J’ai ainsi pu me remémorer nombre de moments qui avaient jusqu’alors marqué mon existence. Des bons comme des mauvais. J’y retrouvais ainsi des clichés avec ma première copine, connue vers 15 ans et notre rupture sept ans plus tard qui fut pour moi un déchirement profond. J’y vis les nombreuses fêtes avec les raves parties dont je sortais plus ou moins cramé, les vacances avec mes grands-parents, le départ de mon père, mais aussi ma soirée chez l’architecte à jouer au jeu de la vérité. Cette séquence me laissa particulièrement désorienté parce qu’il était évident que nous n’étions que tous les deux, or la séquence ne pouvait avoir été prise que dans la pièce et en mouvement. De même certaines vues représentaient des moments que j’étais certain d’avoir vécu seul.

Faisant défiler les pages j’arrivais à des événements récents et pensais que les publications s’arrêteraient à ces derniers jours. Mais tournant une nouvelle feuille, je découvris des images que j’étais incapable de relier à mon vécu. Et il me semblait que plus j’avançais dans ma lecture et plus le personnage qui me représentait vieillissait.

Même si je reconnaissais certains personnages, plus je faisais défiler les pages et moins j’étais capable de les identifier.
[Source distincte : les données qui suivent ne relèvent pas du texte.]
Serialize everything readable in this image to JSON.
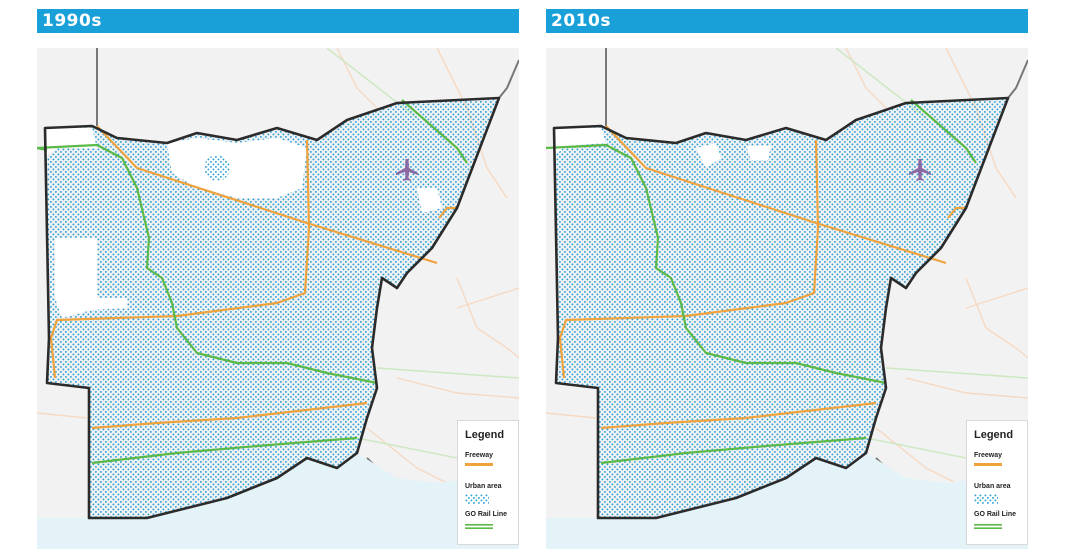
{
  "colors": {
    "title_bar": "#1aa0d8",
    "urban_dot": "#2a9fd6",
    "freeway": "#f0a23c",
    "go_rail": "#5ab947",
    "boundary": "#2b2b2b",
    "water": "#e3f3f8",
    "land": "#f2f2f2",
    "airport_icon": "#8b6aa3"
  },
  "panels": [
    {
      "title": "1990s",
      "legend": {
        "title": "Legend",
        "freeway": "Freeway",
        "urban": "Urban area",
        "rail": "GO Rail Line"
      },
      "icons": [
        "airplane-icon"
      ]
    },
    {
      "title": "2010s",
      "legend": {
        "title": "Legend",
        "freeway": "Freeway",
        "urban": "Urban area",
        "rail": "GO Rail Line"
      },
      "icons": [
        "airplane-icon"
      ]
    }
  ]
}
Je vis ainsi des photos de naissance où je tenais visiblement le rôle du père, des photos de fêtes de famille ou de deuil et je remarquais alors la disparition progressive de mes proches. J’y découvris aussi un accident de voiture, mais comme celui-ci était suivi d’autres photos de moi, je n’avais pas dû y laisser ma vie. Certaines vues me positionnaient dans de magnifiques jardins aux fleurs chamarrées où je recevais des félicitations ou des encouragements. J’en avais probablement été le créateur. Plus j’avançais en âge et plus j’étais entouré. Globalement la vie apparaissait sous un bon jour et j’aurais signé immédiatement si cela devait être le livre de mon existence.

Comme je l’avais observé au début de ma lecture, mon avis de décès occupait la dernière page du livre. Mais je ne pouvais y lire aucune date, ni aucun nom de famille. Seuls les prénoms de ceux qui étaient présentés comme ma conjointe, mes enfants et petits-enfants étaient lisibles.

À l'exception de ce faire part, le registe ne contenait aucun texte et aucune légende n'explicitait les photos.